Thursday, December 15, 2011

Plantinga on Theism and Science

The New York Times (December 14, 2011) has a good article on Alvin Plantinga's new book, in which he argues that the true enemy of modern science is not theistic religion but metaphysical naturalism. 

Plantinga's scholarship is a remarkable achievement in making a philosophical case for biblical religion, which goes against the grain of modern analytic philosophy's tendency to take atheism for granted.

As I have indicated in a previous post, Plantinga's argument depends on taking a theistic evolutionist position that assumes the truth of Darwinian evolutionary science, while arguing that biblical theism provides support for that science.

I have indicated why I find his argumentation unpersuasive.  But what is most interesting about his reasoning is how biblical believers need to accept evolutionary science in arguing that science and religion are compatible.

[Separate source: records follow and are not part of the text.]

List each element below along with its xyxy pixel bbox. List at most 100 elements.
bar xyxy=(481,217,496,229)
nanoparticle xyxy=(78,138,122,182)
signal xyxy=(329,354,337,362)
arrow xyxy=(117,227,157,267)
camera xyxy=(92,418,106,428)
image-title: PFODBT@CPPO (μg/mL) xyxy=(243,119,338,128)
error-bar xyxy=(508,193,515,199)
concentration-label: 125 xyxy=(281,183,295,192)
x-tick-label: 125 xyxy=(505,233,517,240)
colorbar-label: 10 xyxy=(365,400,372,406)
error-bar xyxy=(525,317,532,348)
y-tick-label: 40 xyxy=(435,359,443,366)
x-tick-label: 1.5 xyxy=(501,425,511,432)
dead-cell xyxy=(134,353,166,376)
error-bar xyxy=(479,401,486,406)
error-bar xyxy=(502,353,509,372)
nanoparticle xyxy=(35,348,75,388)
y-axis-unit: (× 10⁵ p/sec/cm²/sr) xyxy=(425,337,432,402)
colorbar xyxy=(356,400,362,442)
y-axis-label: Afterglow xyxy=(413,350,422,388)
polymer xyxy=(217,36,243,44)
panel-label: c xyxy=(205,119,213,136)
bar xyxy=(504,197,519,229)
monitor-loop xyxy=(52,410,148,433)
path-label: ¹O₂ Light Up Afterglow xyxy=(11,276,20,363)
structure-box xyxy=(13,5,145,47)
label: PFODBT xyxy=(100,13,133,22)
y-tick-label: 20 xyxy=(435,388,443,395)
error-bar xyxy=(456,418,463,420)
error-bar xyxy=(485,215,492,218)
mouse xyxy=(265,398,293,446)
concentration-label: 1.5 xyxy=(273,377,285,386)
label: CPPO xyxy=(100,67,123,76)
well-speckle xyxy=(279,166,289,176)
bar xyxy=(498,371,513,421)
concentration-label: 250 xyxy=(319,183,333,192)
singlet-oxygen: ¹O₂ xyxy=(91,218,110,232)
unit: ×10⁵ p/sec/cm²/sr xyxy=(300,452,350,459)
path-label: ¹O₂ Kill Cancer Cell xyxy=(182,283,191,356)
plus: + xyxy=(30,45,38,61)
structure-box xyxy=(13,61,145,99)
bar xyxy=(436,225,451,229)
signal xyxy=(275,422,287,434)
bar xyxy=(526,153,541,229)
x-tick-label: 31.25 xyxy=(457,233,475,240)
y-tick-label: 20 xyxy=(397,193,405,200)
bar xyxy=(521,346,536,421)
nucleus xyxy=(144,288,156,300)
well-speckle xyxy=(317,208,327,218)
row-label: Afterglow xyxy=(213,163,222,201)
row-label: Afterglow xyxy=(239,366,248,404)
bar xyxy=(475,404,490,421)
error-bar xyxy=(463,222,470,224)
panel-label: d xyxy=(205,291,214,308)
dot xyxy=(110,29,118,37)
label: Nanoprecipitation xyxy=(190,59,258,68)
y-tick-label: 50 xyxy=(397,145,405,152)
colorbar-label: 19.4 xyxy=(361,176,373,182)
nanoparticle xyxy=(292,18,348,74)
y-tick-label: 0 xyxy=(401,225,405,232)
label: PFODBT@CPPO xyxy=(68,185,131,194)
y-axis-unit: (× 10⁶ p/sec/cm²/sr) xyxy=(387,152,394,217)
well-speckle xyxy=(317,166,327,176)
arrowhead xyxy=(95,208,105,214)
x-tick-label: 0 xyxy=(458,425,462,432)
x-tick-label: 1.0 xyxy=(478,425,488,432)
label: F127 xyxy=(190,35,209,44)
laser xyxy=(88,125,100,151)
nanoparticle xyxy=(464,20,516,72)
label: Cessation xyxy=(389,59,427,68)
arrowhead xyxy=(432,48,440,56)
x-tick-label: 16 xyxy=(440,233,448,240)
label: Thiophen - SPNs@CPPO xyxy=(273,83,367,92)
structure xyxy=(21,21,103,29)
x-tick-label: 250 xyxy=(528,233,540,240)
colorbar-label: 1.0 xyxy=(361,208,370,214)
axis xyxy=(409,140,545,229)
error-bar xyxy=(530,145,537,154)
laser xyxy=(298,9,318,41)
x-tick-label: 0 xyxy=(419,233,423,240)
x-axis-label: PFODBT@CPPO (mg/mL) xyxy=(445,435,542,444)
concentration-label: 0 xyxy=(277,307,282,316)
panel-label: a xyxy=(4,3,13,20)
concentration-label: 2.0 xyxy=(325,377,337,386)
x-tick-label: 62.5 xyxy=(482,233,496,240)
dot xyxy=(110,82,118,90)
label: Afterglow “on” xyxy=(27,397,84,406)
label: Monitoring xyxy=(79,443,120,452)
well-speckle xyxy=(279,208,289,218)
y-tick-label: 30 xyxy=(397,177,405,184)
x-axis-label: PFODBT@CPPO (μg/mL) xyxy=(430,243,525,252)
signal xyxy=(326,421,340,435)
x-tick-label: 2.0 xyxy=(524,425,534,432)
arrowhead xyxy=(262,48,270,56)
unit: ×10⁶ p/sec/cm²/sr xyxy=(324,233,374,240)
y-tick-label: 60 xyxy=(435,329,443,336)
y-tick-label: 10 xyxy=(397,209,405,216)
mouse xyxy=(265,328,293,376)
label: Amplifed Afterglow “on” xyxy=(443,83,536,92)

Thus, Plantinga belongs to a long tradition of theistic evolutionists that includes people like C. S. Lewis, Pope John Paul II, Francis Collins, and Michael Behe.

1 comment:

Anonymous said...

My understanding is that the Abrahamic religions hold that humans are spiritual creatures, and as a consequence know that God exists, but many refuse to acknowledge this truth because humans are been born into a state of sin and so tend to resist God's authority. That implies atheism is due to poor motivation, rather than an intellectual error. Do I have this right?